Key takeaways:
– The Federal Reserve’s move away from quantitative tightening and expected rate cuts creates liquidity, making fixed-income assets less attractive.
– Surging tech credit risks, shown by elevated Oracle CDS costs, prompt investors to seek alternative, scarcer assets like Bitcoin.
Bitcoin (BTC) fell 4% on Friday to a low of $88,140, extending its decline to 19% since November. Meanwhile, the S&P 500 is now less than 1% from its all-time high. This sharp divergence may soon close with a strong upside move for Bitcoin, fueled by a major shift in central bank policy and growing credit stress. This convergence could propel Bitcoin to the psychologically critical $100,000 barrier before year-end.
Fixed income’s fading appeal and tech credit scare could fuel Bitcoin rally
The most critical factor is the Federal Reserve’s pivot from quantitative tightening — the process of shrinking its balance sheet by allowing Treasuries and mortgage-backed securities to mature without reinvestment.

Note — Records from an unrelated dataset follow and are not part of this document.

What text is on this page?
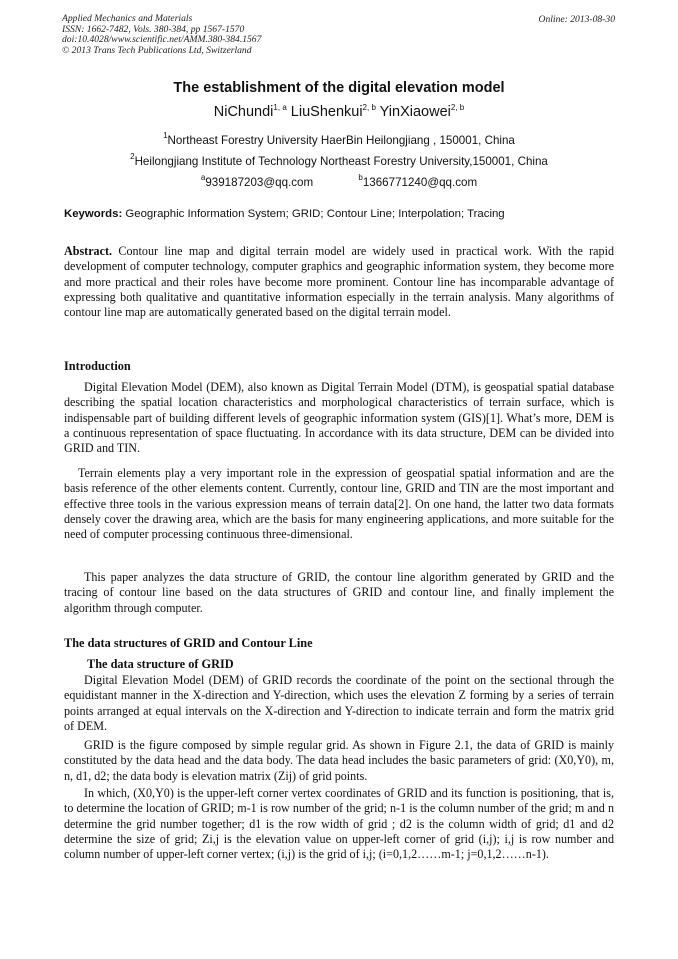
Applied Mechanics and Materials
ISSN: 1662-7482, Vols. 380-384, pp 1567-1570
doi:10.4028/www.scientific.net/AMM.380-384.1567
© 2013 Trans Tech Publications Ltd, Switzerland
Online: 2013-08-30
The establishment of the digital elevation model
NiChundi$^{1, a}$ LiuShenkui$^{2, b}$ YinXiaowei$^{2, b}$
$^1$Northeast Forestry University HaerBin Heilongjiang , 150001, China
$^2$Heilongjiang Institute of Technology Northeast Forestry University,150001, China
$^a$939187203@qq.com	$^b$1366771240@qq.com
Keywords: Geographic Information System; GRID; Contour Line; Interpolation; Tracing
Abstract. Contour line map and digital terrain model are widely used in practical work. With the rapid development of computer technology, computer graphics and geographic information system, they become more and more practical and their roles have become more prominent. Contour line has incomparable advantage of expressing both qualitative and quantitative information especially in the terrain analysis. Many algorithms of contour line map are automatically generated based on the digital terrain model.
Introduction
Digital Elevation Model (DEM), also known as Digital Terrain Model (DTM), is geospatial spatial database describing the spatial location characteristics and morphological characteristics of terrain surface, which is indispensable part of building different levels of geographic information system (GIS)[1]. What’s more, DEM is a continuous representation of space fluctuating. In accordance with its data structure, DEM can be divided into GRID and TIN.
Terrain elements play a very important role in the expression of geospatial spatial information and are the basis reference of the other elements content. Currently, contour line, GRID and TIN are the most important and effective three tools in the various expression means of terrain data[2]. On one hand, the latter two data formats densely cover the drawing area, which are the basis for many engineering applications, and more suitable for the need of computer processing continuous three-dimensional.
This paper analyzes the data structure of GRID, the contour line algorithm generated by GRID and the tracing of contour line based on the data structures of GRID and contour line, and finally implement the algorithm through computer.
The data structures of GRID and Contour Line
The data structure of GRID
Digital Elevation Model (DEM) of GRID records the coordinate of the point on the sectional through the equidistant manner in the X-direction and Y-direction, which uses the elevation Z forming by a series of terrain points arranged at equal intervals on the X-direction and Y-direction to indicate terrain and form the matrix grid of DEM.
GRID is the figure composed by simple regular grid. As shown in Figure 2.1, the data of GRID is mainly constituted by the data head and the data body. The data head includes the basic parameters of grid: (X0,Y0), m, n, d1, d2; the data body is elevation matrix (Zij) of grid points.
In which, (X0,Y0) is the upper-left corner vertex coordinates of GRID and its function is positioning, that is, to determine the location of GRID; m-1 is row number of the grid; n-1 is the column number of the grid; m and n determine the grid number together; d1 is the row width of grid ; d2 is the column width of grid; d1 and d2 determine the size of grid; Zi,j is the elevation value on upper-left corner of grid (i,j); i,j is row number and column number of upper-left corner vertex; (i,j) is the grid of i,j; (i=0,1,2……m-1; j=0,1,2……n-1).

The Fed officially halted QT on Dec. 1. Over the past six months the Fed’s balance sheet contracted by about $136 billion, removing significant cash from markets.

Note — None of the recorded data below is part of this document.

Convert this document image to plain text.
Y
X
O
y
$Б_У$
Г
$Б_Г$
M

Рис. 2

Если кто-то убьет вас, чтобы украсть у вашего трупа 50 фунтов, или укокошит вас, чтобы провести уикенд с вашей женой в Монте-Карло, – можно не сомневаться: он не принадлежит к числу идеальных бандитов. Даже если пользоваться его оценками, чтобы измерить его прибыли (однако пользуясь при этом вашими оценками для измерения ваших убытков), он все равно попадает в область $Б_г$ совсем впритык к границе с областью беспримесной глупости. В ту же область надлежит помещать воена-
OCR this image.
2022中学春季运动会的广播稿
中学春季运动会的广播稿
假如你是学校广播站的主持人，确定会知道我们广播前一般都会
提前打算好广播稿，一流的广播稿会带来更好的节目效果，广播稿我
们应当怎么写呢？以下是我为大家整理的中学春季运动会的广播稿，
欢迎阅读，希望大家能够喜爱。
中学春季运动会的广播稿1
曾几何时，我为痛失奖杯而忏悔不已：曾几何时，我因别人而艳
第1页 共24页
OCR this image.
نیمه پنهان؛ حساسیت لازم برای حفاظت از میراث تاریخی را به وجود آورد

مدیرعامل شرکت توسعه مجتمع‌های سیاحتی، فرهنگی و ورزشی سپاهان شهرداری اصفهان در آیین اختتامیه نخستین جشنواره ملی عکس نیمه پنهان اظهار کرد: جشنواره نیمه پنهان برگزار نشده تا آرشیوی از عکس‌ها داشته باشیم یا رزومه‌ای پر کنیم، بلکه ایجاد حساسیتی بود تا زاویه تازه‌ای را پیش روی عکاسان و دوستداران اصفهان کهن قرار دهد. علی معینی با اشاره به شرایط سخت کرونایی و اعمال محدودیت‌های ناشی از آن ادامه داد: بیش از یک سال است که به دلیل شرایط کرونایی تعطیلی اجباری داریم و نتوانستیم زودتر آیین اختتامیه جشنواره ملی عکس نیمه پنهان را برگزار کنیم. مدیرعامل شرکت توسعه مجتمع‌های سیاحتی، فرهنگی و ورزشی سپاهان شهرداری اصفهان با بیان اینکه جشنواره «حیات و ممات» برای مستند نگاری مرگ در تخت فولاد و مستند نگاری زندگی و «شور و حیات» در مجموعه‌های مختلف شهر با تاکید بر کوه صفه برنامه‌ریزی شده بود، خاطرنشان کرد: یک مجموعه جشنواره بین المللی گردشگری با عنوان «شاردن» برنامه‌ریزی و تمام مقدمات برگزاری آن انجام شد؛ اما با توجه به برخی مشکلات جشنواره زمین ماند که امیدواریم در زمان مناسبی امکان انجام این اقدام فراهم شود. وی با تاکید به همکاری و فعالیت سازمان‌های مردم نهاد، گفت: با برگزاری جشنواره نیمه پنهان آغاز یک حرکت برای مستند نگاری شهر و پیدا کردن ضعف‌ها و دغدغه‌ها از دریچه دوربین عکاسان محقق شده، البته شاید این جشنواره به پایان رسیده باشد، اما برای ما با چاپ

Markets are aggressively pricing the next phase as lower rates. The CME FedWatch Tool shows an 87% probability of a rate cut at the upcoming Fed meeting, with futures pricing in three cuts by September 2026. Lower interest rates and rising systemic liquidity reduce demand for fixed-income assets: returns on new bond issuances fall, making them less attractive to institutional funds. Bloomberg reports a record-high $8 trillion in US money-market fund assets.
The potential capital rotation away from fixed income is further incentivized by structural risks in equities, particularly tech. The cost of protecting Oracle’s debt via Credit Default Swaps has surged to its highest level since 2009. Oracle had about $105 billion of debt, including leases, as of end-August. The company expects large revenues from OpenAI-related activity, and it is the largest nonbank issuer in the Bloomberg US Corporate Bond Index. Citigroup credit strategists warn investors are increasingly concerned about additional supply on the horizon.
Bank of America says steady Fed rates increase slowdown odds
Bank of America strategist Michael Hartnett has argued that if the Fed signals steady interest rates, the odds of a wider economic slowdown rise materially. Coupled with large, debt-fueled spending tied to AI initiatives, this elevates market unease and drives demand for hedges. Faced with soaring tech credit risk and a desire for growth less dependent on stimulus, institutional capital may look to de-risk traditional tech exposures and rotate into scarce assets — notably Bitcoin.
The Fed’s end to its liquidity-drain program and the market’s aggressive pricing of rate cuts create a tailwind for risk assets outside fixed income. With tech credit risks amplified by massive AI-related debt, capital is structurally primed to move into scarce assets. This convergence establishes a plausible path for BTC to breach $100,000 in the coming months.